『Le sel des larmes』3.5★

英題:『The Salt of Tears』

部門:コンペティション(@Friedrichstadt-Palast)

監督:フィリップ・ガレル

製作国:フランス、スイス

https://www.berlinale.de/en/programme/programme/detail.html?film_id=202004479

 

父親と同じ家具職人を目指す未熟な青年ルークと3人の女性との恋愛物語。監督は『灼熱の肌(2011)』のフィリップ・ガレル。

 

単調なピアノ曲をバックに、バス停で待つ1人目の女性との出会いのシーンから始まる。

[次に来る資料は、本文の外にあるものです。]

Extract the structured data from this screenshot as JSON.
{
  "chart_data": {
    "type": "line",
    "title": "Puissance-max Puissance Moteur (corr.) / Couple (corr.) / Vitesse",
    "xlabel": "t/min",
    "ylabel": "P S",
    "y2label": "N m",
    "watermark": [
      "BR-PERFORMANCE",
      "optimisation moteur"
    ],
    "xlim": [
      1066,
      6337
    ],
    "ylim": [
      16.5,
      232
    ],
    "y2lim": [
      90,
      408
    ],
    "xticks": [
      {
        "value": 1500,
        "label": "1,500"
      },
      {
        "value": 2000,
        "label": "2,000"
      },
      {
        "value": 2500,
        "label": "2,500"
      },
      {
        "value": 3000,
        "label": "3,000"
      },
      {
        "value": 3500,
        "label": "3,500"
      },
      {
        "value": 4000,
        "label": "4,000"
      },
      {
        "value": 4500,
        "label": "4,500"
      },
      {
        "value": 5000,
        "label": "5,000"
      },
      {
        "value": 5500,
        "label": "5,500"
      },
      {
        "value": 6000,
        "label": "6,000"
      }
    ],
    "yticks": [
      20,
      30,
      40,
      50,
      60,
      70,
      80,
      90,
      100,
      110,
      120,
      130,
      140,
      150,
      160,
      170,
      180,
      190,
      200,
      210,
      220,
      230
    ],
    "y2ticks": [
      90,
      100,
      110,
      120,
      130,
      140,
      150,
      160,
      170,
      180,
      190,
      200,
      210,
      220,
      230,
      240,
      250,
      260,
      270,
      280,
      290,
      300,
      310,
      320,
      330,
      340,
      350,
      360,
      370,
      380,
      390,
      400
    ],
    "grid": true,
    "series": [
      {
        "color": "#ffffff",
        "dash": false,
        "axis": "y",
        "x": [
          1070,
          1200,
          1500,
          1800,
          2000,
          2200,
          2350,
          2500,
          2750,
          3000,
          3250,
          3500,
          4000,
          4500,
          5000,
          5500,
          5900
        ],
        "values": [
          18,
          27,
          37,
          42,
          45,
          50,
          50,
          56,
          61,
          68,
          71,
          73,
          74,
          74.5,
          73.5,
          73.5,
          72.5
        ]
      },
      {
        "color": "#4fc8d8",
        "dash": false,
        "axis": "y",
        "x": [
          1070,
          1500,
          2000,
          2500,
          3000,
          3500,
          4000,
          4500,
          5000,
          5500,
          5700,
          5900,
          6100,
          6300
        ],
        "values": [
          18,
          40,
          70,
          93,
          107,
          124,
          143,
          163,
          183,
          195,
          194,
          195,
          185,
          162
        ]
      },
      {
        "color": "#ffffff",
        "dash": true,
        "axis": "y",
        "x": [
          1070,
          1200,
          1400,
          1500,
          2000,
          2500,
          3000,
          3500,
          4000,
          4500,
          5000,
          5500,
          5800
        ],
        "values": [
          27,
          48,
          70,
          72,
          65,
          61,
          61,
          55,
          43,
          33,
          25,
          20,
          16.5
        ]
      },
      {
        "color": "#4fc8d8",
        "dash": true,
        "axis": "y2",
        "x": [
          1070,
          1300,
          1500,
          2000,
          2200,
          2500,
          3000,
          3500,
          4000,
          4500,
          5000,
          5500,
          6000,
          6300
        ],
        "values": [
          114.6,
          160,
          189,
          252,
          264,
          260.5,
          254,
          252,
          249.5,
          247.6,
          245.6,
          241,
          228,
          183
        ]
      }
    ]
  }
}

音楽もシチュエーションも陳腐だなと皮肉に思っていたら、ここからまさに俗っぽい恋愛物語が始まった。女性にとっては運命的に思えた出会いでも、本能のまま恋愛するルークにとってはそう特別なものではない。そう考えると単調で陳腐なピアノ曲が妙にしっくりきた。

 

自分本意な恋愛を繰り返し、他人の愛し方を知らないことすら無自覚のルークは、思い通りにいかない恋人との関係に悩み苦しむ。彼が最後にようやく気づいたのは、父親から受けていた無償の愛。父親を失った時、ようやく愛とは何なのかを知る。

 

独映画『コーヒーをめぐる冒険(2012)』を彷彿とさせる全編モノクロ作品。ただ未熟な青年の恋愛遍歴と父親の普遍的な愛を描いた作品。ただそれだけ。それなのにコンペ作品。ベルリン映画祭って面白い。